Indeed. In the Upstate, it's well known that BMW employs relatively few locals permanently. They hire a lot on a contract basis with promises that after a certain-always receding dates- you'll be permanent. Their contractors are subject to endless demands to exceed their contract terms until there is no profit left to be made.  But so much face would be lost if BMW suddenly said, "Mumbai looks good", everyone looks the other way.
Or, for another example, once Roger Milliken's dead, how long will corporate headquarters stay in Sparatanburg, underwriting the SC GOP?
Waldo cited Talton at length over a year ago when the heads of the legislature unveiled their nitwit SC Knowledge Sector Council that disappeared without a trace in no time flat. Talton understands we're in a worldwide competititon not just to get jobs, but to keep them, and that being willing to whore yourself out cheaper than another state only works as long as you put out and someone younger and cheaper doesn't start working your corner. As Talton notes, SC bet the farm on textiles. Textiles went overseas and didn't so much as say "Thanks for all the cheap labor, suckers."
Talton's right. South Carolina has a crappy standard of living. And he is right to argue that "South Carolina will never be a magnet for talent, software, gaming, biotech, etc."

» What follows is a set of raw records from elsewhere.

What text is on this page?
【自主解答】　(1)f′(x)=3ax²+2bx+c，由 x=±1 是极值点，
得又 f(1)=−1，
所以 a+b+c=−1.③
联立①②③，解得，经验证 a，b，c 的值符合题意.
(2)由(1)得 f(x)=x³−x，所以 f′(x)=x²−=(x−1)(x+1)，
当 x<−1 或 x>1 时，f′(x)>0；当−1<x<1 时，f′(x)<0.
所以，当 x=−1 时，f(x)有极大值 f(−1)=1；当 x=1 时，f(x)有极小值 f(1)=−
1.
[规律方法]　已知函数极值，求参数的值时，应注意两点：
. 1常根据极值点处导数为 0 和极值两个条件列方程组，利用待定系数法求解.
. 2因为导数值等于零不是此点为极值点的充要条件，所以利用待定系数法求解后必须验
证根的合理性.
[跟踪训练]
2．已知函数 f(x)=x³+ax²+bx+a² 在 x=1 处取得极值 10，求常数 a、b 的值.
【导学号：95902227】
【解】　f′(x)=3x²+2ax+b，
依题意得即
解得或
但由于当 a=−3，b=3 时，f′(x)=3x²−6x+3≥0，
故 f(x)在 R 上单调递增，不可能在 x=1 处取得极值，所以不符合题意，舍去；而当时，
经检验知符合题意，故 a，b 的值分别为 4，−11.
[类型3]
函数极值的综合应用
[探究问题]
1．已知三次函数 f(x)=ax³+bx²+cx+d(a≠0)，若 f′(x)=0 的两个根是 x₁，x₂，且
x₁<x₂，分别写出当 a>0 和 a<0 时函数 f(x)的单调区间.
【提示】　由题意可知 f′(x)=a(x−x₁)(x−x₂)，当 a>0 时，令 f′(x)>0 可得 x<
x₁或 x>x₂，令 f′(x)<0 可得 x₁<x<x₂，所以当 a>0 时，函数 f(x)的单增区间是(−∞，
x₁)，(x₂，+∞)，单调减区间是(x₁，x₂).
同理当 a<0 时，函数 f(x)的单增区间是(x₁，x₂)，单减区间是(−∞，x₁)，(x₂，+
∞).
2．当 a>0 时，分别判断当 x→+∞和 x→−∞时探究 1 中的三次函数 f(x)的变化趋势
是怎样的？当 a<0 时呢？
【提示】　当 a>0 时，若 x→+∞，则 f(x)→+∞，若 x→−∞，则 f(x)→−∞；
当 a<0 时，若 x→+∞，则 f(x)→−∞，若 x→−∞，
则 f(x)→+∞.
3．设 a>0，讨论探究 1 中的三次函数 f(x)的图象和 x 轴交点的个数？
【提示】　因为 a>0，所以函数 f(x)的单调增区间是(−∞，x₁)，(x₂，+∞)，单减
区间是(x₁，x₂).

All South Carolina has done in recent years us lure back office operations of marquis  names in new technologies. Starbucks is hot, but it's not rocket science to set up a plant in SC to grind beans. Google is hot, but it's not rocket science to pay a handful to people to keep a huge room full of servers running.
Boeing's hot but it's not rocket science to bolt together airplanes. It's just a bigger version of a Detroit production line.
The piece that's missing is that none of these companies are moving their knowledge workers here. The kind of incredibly smart, roving minds that create industries just have no interest at all in coming to a state that revels in its nigraphobic constitution, its appalling education system, its one party political system, its corrupt judiciary, and a political culture that elevates hacks who couldn't find their ass with two extra hands and a GPS system.
Until we stop making being stupid a political virtue, we're just gonna be a way station for Boeing till India makes them a better deal. And nobody in Columbia seems to realize this as they party hearty over snagging a single production line from a state that has some of the most innovative corporations in the history of the world with the pitch that "we'll do whatever you want, and way cheaper."